Regiones del sur: pronunciamiento de las cámaras de comercio asociadas a PERUCÁMARAS

Frente al enorme impacto económico, social y de imagen al Perú que viene ocasionando el conflicto originado por el bloqueo del corredor minero del sur a la altura de Yavi Yavi (Cusco) por los comuneros de Fuerabamba (Apurímac), que ya lleva más 50 días, y la poca capacidad de las autoridades a cargo de las negociaciones, PERUCÁMARAS y las cámaras de comercio de las regiones del país hacemos un llamado a todas las partes para que se logre una pronta solución a este conflicto.

Las cámaras de comercio regionales, especialmente las de Apurímac y Cusco, se ofrecen a ser parte del proceso de diálogo e invocan a las autoridades que apelen al uso de los mecanismos legales para reabrir, en este caso, el tránsito en Las Bambas y que se restablezca el principio de autoridad. No se puede negociar con chantaje de por medio.

Consideramos que el Estado debe garantizar la libre empresa, promover la conectividad y las condiciones óptimas para el sector minero, pero también debe salvaguardar los derechos de las comunidades, el respeto a sus culturas, así como el cumplimiento de los compromisos.

Por ello, pedimos al Gobierno hacer cumplir el Estado de Derecho, pero además llevar adelante políticas preventivas en favor del desarrollo no solo económico, sino también social.

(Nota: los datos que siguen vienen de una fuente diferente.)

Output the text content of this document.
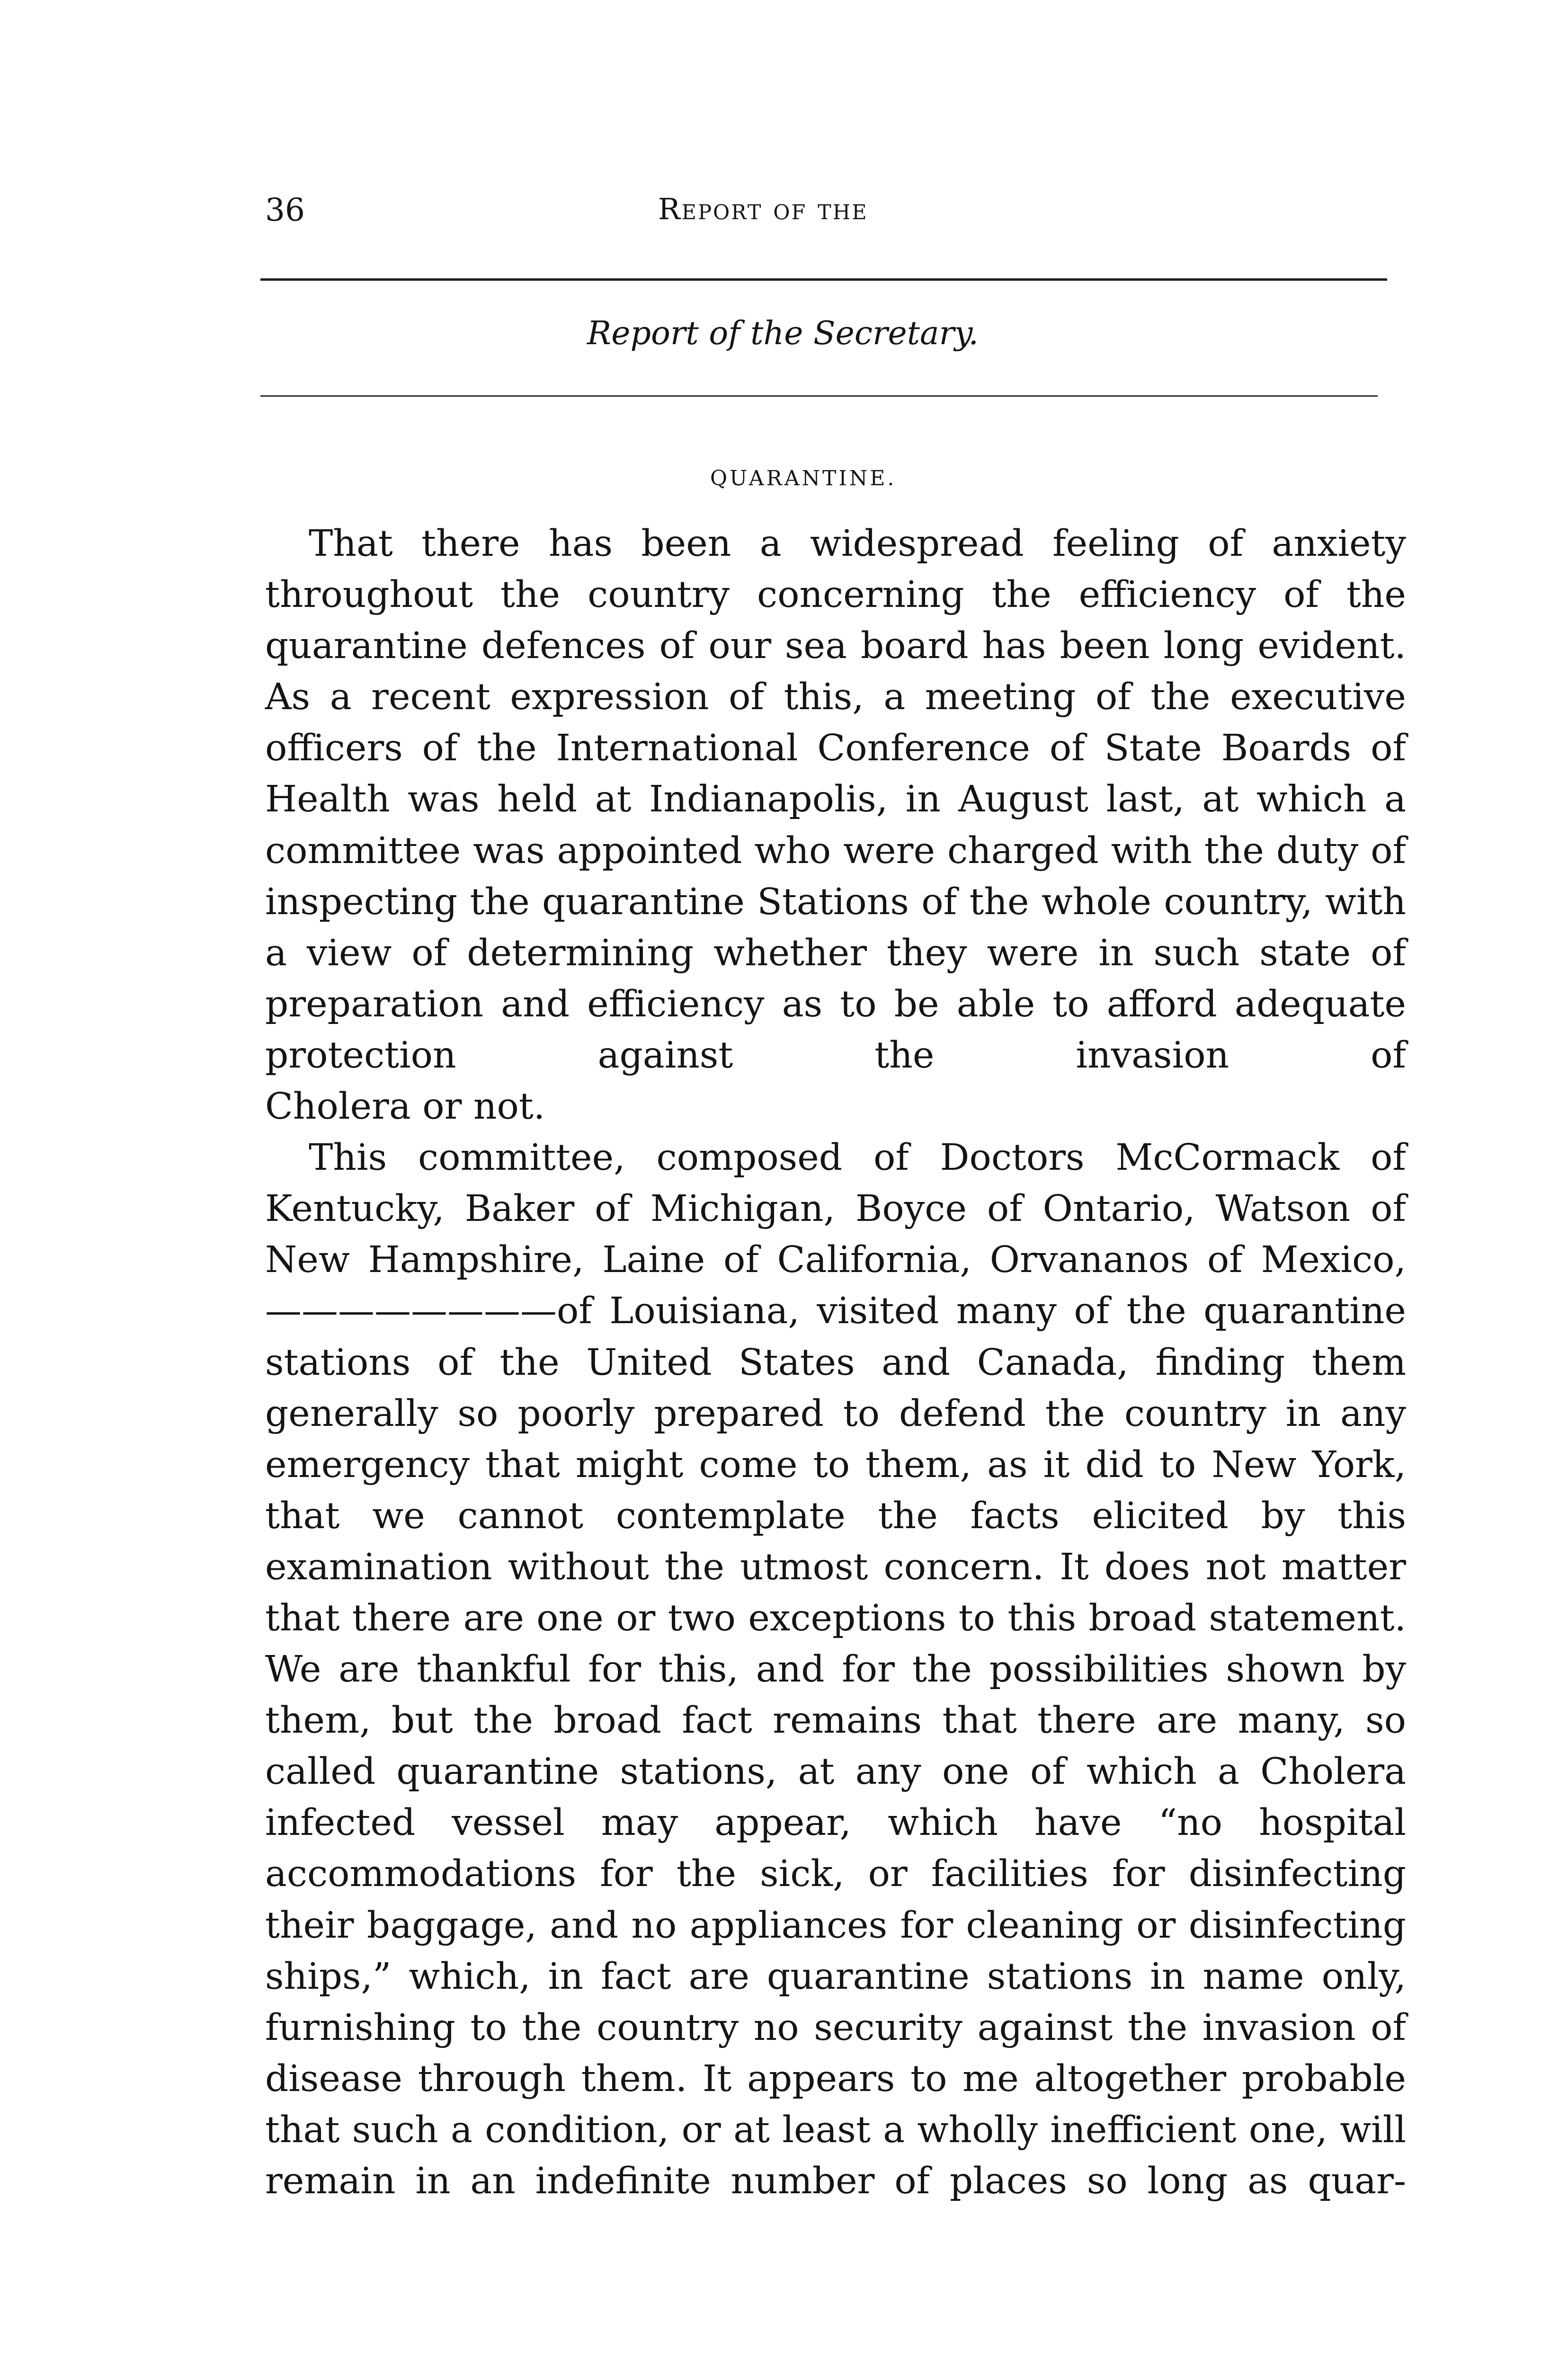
36	Report of the
Report of the Secretary.
QUARANTINE.

That there has been a widespread feeling of anxiety throughout the country concerning the efficiency of the quarantine defences of our sea board has been long evident. As a recent expression of this, a meeting of the executive officers of the International Conference of State Boards of Health was held at Indianapolis, in August last, at which a committee was appointed who were charged with the duty of inspecting the quarantine Stations of the whole country, with a view of determining whether they were in such state of preparation and efficiency as to be able to afford adequate protection against the invasion of

Cholera or not.

This committee, composed of Doctors McCormack of Kentucky, Baker of Michigan, Boyce of Ontario, Watson of New Hampshire, Laine of California, Orvananos of Mexico,————————of Louisiana, visited many of the quarantine stations of the United States and Canada, finding them generally so poorly prepared to defend the country in any emergency that might come to them, as it did to New York, that we cannot contemplate the facts elicited by this examination without the utmost concern. It does not matter that there are one or two exceptions to this broad statement. We are thankful for this, and for the possibilities shown by them, but the broad fact remains that there are many, so called quarantine stations, at any one of which a Cholera infected vessel may appear, which have “no hospital accommodations for the sick, or facilities for disinfecting their baggage, and no appliances for cleaning or disinfecting ships,” which, in fact are quarantine stations in name only, furnishing to the country no security against the invasion of disease through them. It appears to me altogether probable that such a condition, or at least a wholly inefficient one, will remain in an indefinite number of places so long as quar-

La minería como actividad económica es una oportunidad para generar desarrollo sostenible en las regiones, pero el Estado debe crear las condiciones para que el impacto positivo de una actividad responsable con el medio ambiente y con las comunidades se refleje en la mejora de la calidad de vida de la población, invirtiendo los recursos que genera la minería en proyectos que cierren brechas de infraestructura, así como servicios básicos en favor de la población y, por otro lado, la empresa ser un motor del desarrollo productivo y económico regional.

En ese sentido, no se debe permitir que grupos con intereses particulares fomenten la violencia y quebranten la ley impunemente; a ellos todo el peso de la ley, respetando sus derechos y el debido proceso.